Déterminé à juguler ce phénomène, l‘Ordre des pharmaciens s’est constitué partie civile après avoir confié ce dossier à Mes Abdoulaye Babou et Kanouté. Face à la presse, Abdoulaye Babou a révélé «que le convoyeur n’est pas le propriétaire de la marchandise et qu’un mandat d’arrêt a été lancé contre la personne supposée être le propriétaire».  Me Abdoulaye Babou plaide déjà ce dossier : «Une information judiciaire a été ouverte.» Le dossier a été confié, d’après une source proche des milieux judiciaires, au juge d’instruction du 2ème cabinet du Tribunal de grande instance de Diourbel. Ils sont accusés d’association de malfaiteurs, de vente illicite de produits pharmaceutiques. Me Babou poursuit : «De gros bonnets sont derrière cette affaire. Un mandat d’arrêt a été lancé contre le cerveau de cette affaire. Les faits sont d’une extrême gravité. On est en face d’un système mafieux. C’est de la drogue pour tuer des Sénégalais. Ces deux camions ont quitté ce pays voisin  avec comme objectif final Touba Alieu parce que tout simplement à Touba, toutes les conditions étaient réunies pour le stockage et la vente dans l’impunité de ces produits. Il y a plus que des complicités, les commanditaires sont à Touba, les  propriétaires sont à Touba.»
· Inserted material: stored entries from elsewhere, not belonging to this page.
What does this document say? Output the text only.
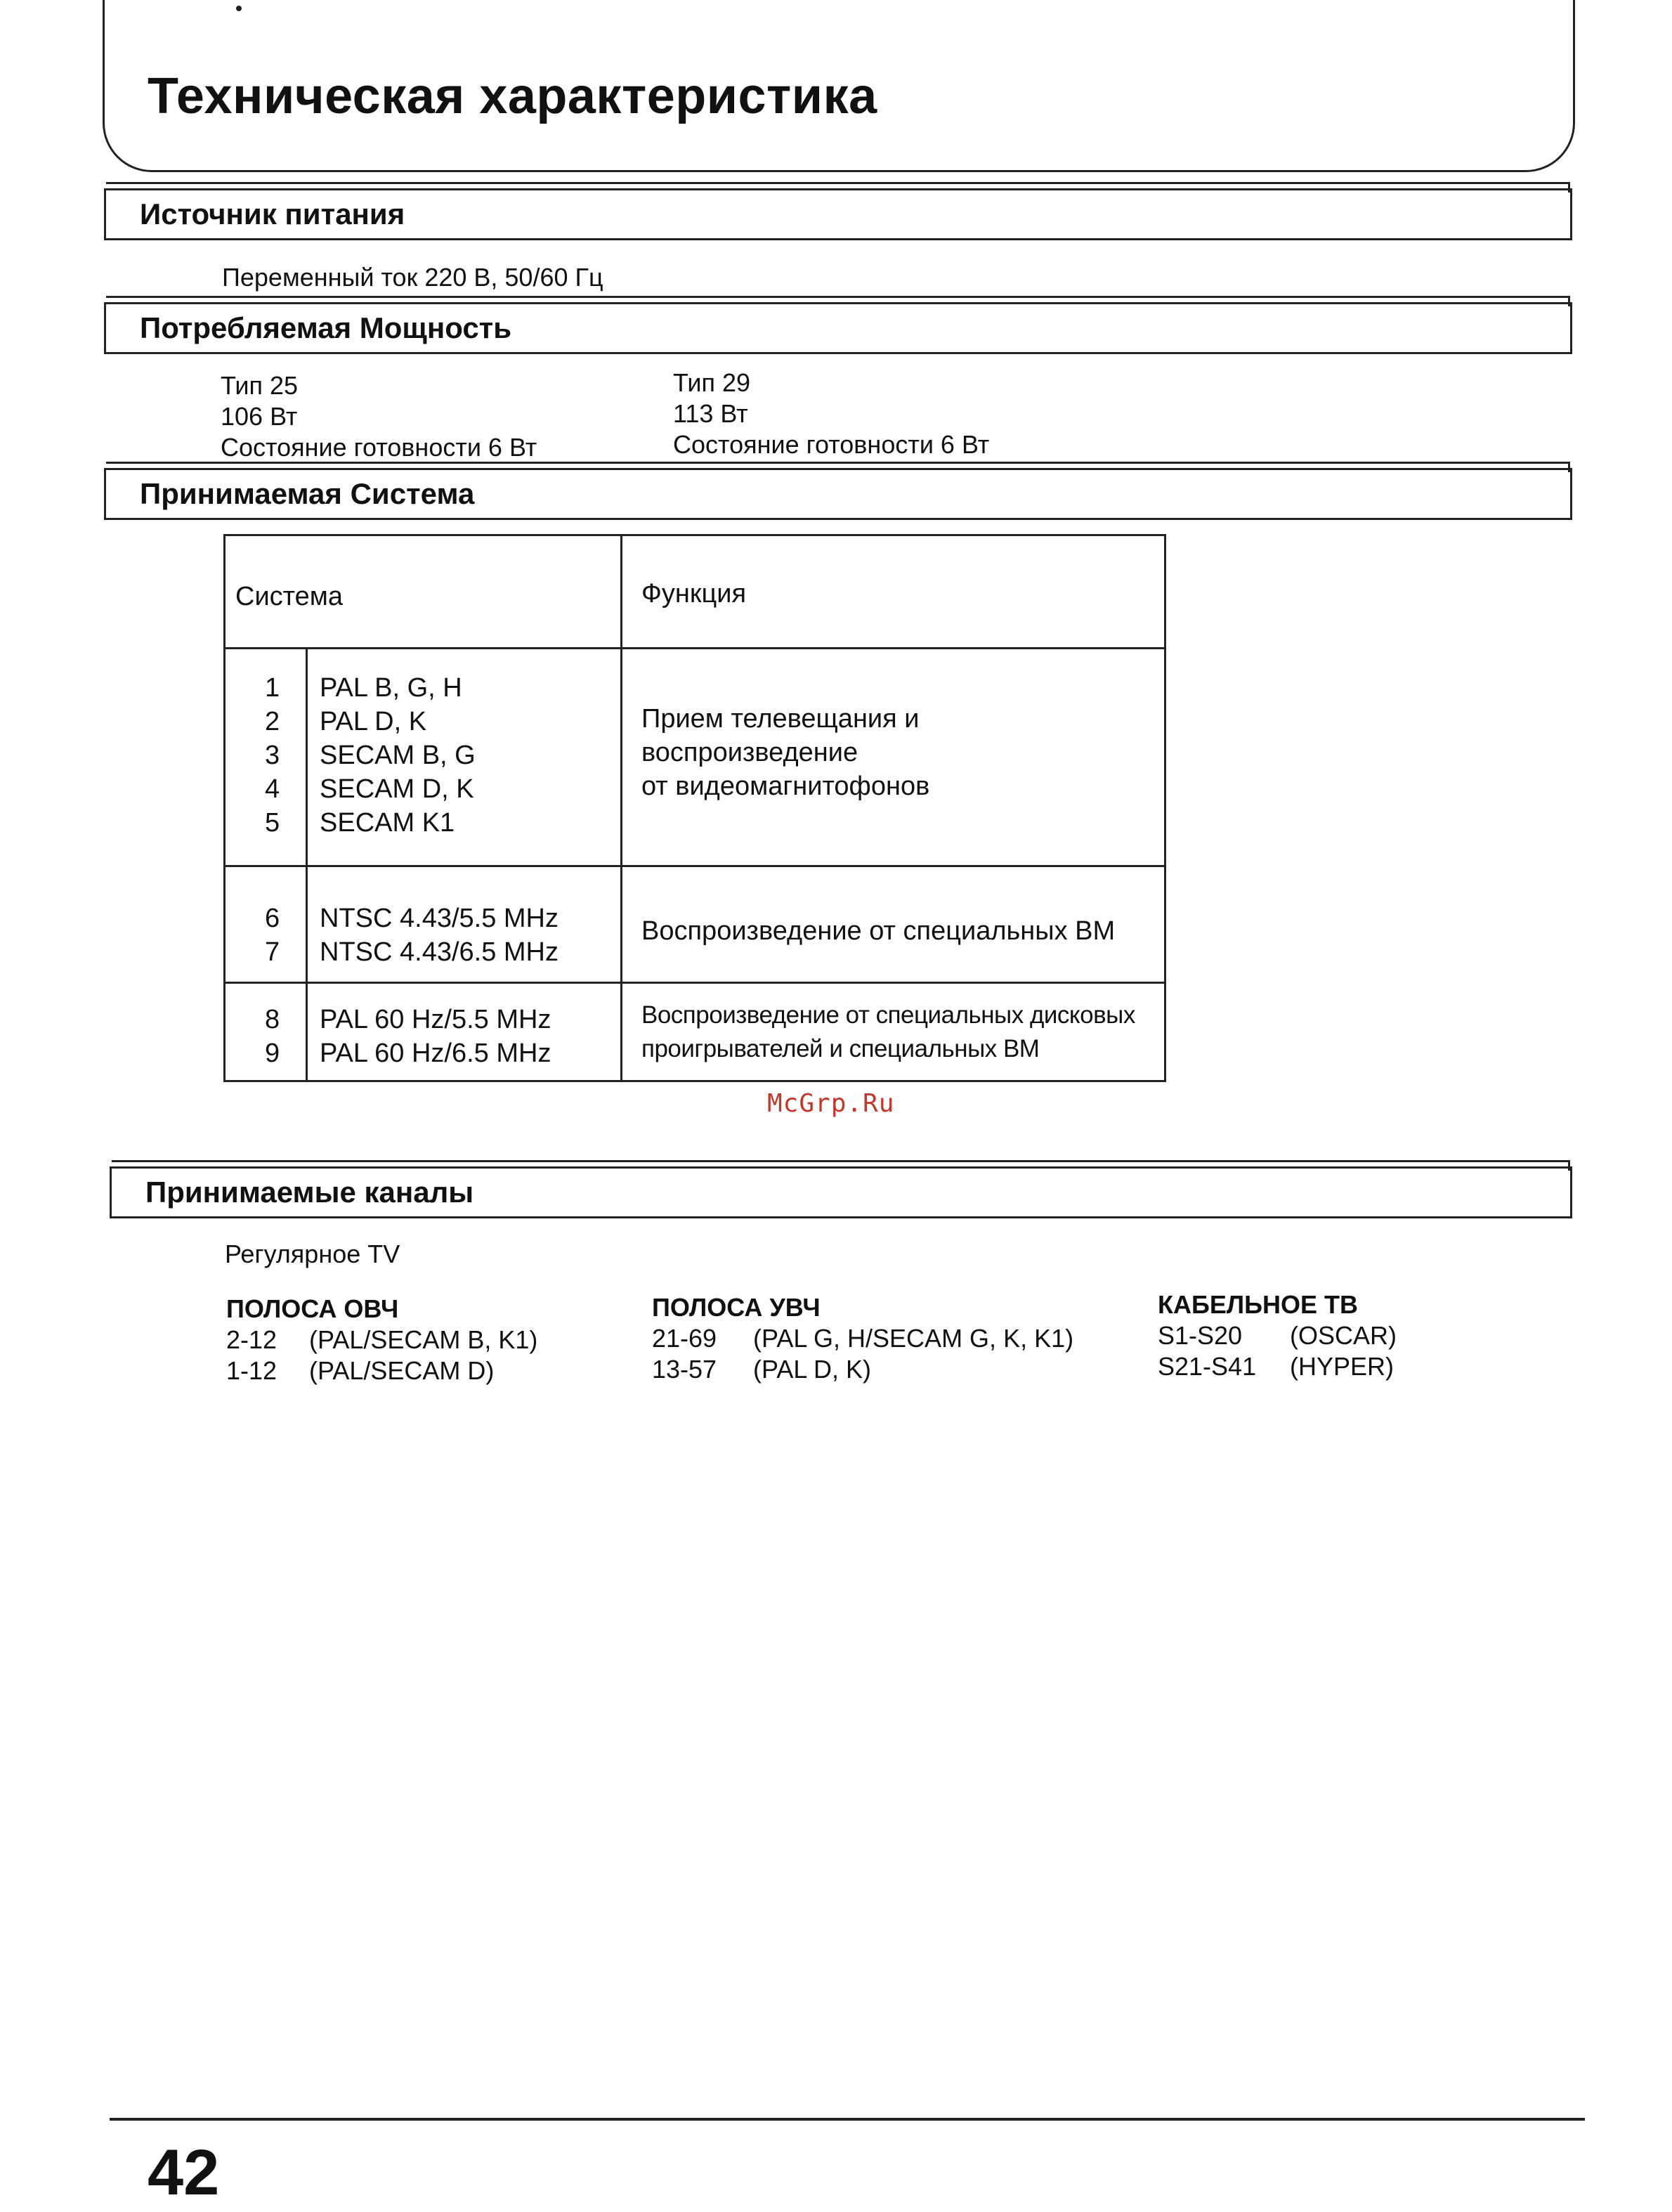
Техническая характеристика
Источник питания
Переменный ток 220 В, 50/60 Гц
Потребляемая Мощность
Тип 25
106 Вт
Состояние готовности 6 Вт
Тип 29
113 Вт
Состояние готовности 6 Вт
Принимаемая Система
Система	Функция
1
2
3
4
5
PAL B, G, H
PAL D, K
SECAM B, G
SECAM D, K
SECAM K1
Прием телевещания и
воспроизведение
от видеомагнитофонов
6
7
NTSC 4.43/5.5 MHz
NTSC 4.43/6.5 MHz
Воспроизведение от специальных ВМ
8
9
PAL 60 Hz/5.5 MHz
PAL 60 Hz/6.5 MHz
Воспроизведение от специальных дисковых
проигрывателей и специальных ВМ
McGrp.Ru
Принимаемые каналы
Регулярное TV
ПОЛОСА ОВЧ
2-12 (PAL/SECAM B, K1)
1-12 (PAL/SECAM D)
ПОЛОСА УВЧ
21-69 (PAL G, H/SECAM G, K, K1)
13-57 (PAL D, K)
КАБЕЛЬНОЕ ТВ
S1-S20 (OSCAR)
S21-S41 (HYPER)
42
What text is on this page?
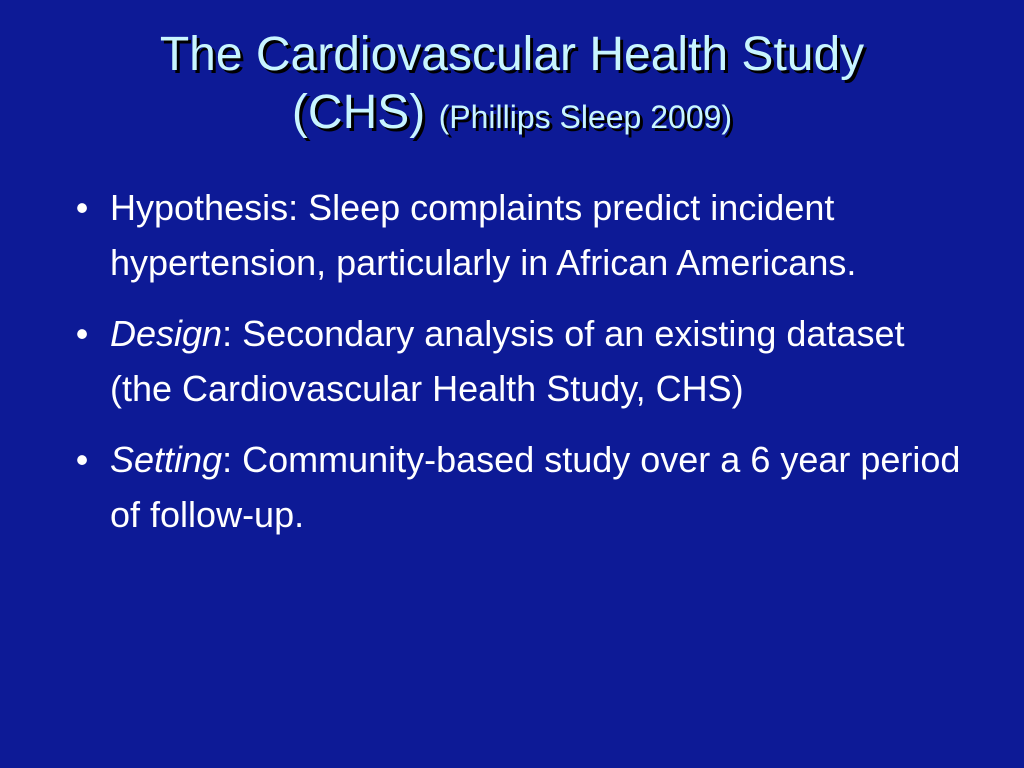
The Cardiovascular Health Study
(CHS) (Phillips Sleep 2009)
• Hypothesis: Sleep complaints predict incident hypertension, particularly in African Americans.
• Design: Secondary analysis of an existing dataset (the Cardiovascular Health Study, CHS)
• Setting: Community-based study over a 6 year period of follow-up.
Désarmé face à cette situation, l’Ordre des pharmaciens souhaite que la vente illicite de médicaments soit enfin criminalisée.  «Cela a été posé depuis que Souleymane Ndéné Ndiaye était Premier ministre, les pharmaciens voulaient cela mais malheureusement rien n’est fait. Nous sommes en train de revoir les textes. La Commission nationale de lutte contre la vente illicite dirigée par Me Massokhna Kane avait rencontré le porte-parole du Khalife général des mourides pour s’entretenir avec lui sur cette histoire de vente illicite de médicaments», souhaite Dr Sall, qui reste déterminé malgré les «menaces». «On n’acceptera pas que cette saisie tombe dans des lieux inconnus et des destinations que nous ne connaissons pas. Ce n’est rien que de la drogue. Il faut que cette saisie fasse l’objet d’une incinération officielle et devant les journalistes et les autorités», persiste le pharmacien.